Melanoma is an aggressive form of skin cancer due to its high metastatic abilities and resistance to therapies. Melanoma cells reside in a heterogeneous tumour microenvironment that acts as a crucial regulator of its progression. Snail1 is an epithelial-to-mesenchymal transition transcription factor expressed during development and reactivated in pathological situations including fibrosis and cancer. In this work, we show that Snail1 is activated in the melanoma microenvironment, particularly in fibroblasts. Analysis of mouse models that allow stromal Snail1 depletion and therapeutic Snail1 blockade indicate that targeting Snail1 in the tumour microenvironment decreases melanoma growth and lung metastatic burden, extending mice survival. Transcriptomic analysis of melanoma-associated fibroblasts and analysis of the tumours indicate that stromal Snail1 induces melanoma growth by promoting an immunosuppressive microenvironment and a decrease in anti-tumour immunity. This study unveils a novel role of Snail1 in melanoma biology and supports its potential as a therapeutic target.

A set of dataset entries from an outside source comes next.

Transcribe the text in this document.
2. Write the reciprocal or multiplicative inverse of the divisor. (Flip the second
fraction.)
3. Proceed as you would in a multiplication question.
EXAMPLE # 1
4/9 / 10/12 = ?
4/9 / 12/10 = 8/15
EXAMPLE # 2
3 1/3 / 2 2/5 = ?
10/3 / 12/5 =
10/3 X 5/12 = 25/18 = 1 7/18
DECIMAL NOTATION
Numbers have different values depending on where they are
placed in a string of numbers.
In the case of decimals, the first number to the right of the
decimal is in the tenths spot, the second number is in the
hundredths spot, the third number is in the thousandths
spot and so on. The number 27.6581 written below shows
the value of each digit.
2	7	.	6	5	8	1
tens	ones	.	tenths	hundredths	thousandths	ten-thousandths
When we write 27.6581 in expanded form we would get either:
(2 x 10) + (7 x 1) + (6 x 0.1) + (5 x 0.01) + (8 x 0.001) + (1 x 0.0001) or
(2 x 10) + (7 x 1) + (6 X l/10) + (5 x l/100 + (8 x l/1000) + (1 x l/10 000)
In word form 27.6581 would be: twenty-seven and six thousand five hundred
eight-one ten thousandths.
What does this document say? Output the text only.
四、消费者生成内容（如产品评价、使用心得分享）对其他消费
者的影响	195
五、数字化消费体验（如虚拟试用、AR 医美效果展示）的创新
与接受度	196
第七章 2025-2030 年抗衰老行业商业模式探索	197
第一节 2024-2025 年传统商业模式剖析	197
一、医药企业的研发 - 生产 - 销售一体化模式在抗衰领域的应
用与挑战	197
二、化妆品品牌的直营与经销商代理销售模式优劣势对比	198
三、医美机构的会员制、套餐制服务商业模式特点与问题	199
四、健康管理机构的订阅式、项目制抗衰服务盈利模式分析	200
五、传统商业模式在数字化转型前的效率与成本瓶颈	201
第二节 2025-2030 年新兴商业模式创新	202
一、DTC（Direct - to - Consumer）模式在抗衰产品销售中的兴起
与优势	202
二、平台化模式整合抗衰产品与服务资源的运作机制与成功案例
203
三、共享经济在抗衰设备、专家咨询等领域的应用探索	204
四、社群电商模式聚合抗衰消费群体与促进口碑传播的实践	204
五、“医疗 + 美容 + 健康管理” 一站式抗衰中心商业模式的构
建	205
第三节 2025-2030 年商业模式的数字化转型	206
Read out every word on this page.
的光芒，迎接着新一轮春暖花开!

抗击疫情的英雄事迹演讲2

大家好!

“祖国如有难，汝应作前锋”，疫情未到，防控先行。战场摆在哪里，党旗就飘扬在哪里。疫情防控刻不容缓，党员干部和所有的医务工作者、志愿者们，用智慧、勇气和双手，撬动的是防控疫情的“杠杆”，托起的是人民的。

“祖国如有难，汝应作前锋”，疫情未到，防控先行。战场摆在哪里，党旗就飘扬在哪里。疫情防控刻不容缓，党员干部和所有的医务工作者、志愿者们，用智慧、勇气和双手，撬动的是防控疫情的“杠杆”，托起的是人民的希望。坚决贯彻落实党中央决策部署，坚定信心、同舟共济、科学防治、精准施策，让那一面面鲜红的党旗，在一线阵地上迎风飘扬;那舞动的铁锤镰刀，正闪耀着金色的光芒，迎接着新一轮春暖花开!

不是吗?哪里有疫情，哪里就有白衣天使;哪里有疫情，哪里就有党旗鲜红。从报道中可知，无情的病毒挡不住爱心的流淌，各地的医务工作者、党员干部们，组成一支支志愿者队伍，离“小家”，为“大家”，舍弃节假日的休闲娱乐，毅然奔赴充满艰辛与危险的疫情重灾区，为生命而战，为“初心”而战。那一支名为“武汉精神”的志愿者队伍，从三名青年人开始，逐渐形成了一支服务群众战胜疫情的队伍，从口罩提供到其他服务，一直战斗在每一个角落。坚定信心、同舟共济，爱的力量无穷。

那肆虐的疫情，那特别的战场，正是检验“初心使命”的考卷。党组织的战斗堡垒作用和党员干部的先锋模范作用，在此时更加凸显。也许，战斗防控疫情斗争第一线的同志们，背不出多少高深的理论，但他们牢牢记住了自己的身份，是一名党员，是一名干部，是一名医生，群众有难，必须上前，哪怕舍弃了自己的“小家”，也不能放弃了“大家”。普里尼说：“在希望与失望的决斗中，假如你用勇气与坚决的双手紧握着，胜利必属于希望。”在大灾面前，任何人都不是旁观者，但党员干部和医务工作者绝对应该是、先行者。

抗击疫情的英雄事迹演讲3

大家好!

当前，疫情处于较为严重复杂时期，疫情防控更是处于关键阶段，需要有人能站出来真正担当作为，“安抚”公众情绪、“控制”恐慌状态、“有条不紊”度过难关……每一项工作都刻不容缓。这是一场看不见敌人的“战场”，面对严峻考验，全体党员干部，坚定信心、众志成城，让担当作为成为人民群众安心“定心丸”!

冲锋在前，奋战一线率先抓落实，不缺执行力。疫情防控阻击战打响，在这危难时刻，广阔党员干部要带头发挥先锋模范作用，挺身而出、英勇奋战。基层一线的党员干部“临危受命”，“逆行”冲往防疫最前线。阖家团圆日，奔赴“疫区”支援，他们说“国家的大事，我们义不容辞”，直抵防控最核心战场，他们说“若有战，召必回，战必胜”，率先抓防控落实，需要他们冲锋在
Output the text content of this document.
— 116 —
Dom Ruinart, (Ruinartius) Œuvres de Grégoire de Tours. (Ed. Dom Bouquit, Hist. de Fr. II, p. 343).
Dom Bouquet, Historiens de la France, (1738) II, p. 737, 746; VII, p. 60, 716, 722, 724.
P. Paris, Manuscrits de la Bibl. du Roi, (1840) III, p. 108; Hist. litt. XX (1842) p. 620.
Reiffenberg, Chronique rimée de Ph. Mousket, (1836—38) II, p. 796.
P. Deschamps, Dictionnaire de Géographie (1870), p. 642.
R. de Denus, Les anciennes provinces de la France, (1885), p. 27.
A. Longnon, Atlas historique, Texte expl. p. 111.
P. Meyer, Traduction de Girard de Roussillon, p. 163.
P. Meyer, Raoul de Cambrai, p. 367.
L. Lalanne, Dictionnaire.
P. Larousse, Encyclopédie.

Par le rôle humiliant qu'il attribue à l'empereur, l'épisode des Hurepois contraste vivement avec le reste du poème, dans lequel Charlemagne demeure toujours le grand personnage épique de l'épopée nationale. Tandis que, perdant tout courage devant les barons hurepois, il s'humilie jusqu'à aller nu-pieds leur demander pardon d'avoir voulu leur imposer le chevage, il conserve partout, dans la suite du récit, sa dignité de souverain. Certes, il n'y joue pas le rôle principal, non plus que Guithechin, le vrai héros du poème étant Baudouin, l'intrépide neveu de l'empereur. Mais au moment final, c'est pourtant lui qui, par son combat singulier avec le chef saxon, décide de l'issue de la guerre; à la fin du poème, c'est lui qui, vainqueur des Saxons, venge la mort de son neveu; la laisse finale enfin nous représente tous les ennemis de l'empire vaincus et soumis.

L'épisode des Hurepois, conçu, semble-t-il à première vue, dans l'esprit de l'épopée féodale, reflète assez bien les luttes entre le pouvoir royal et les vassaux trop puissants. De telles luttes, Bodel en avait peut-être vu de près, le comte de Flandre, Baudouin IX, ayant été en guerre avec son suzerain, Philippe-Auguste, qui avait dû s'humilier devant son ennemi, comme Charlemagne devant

黑色素瘤是一种侵袭性皮肤癌，因为它具有高转移能力和对治疗的抵抗力。黑色素瘤细胞存在于异质的肿瘤微环境中，是其进展的关键调节因子。Snail1 是一种上皮-间质转化转录因子，在发育过程中表达，并在纤维化和癌症等病理情况下重新激活。在这项工作中，我们证明 Snail1 在黑色素瘤微环境中被激活，特别是在成纤维细胞中。对允许基质 Snail1 耗竭和治疗性 Snail1 阻断的小鼠模型的分析表明，针对肿瘤微环境中的 Snail1 可以减少黑色素瘤的生长和肺转移负担，从而延长小鼠的生存期。黑色素瘤相关成纤维细胞的转录组分析和肿瘤分析表明，基质 Snail1 通过促进免疫抑制微环境和抗肿瘤免疫力下降来诱导黑色素瘤生长。这项研究揭示了 Snail1 在黑色素瘤生物学中的新作用，并支持其作为治疗靶点的潜力。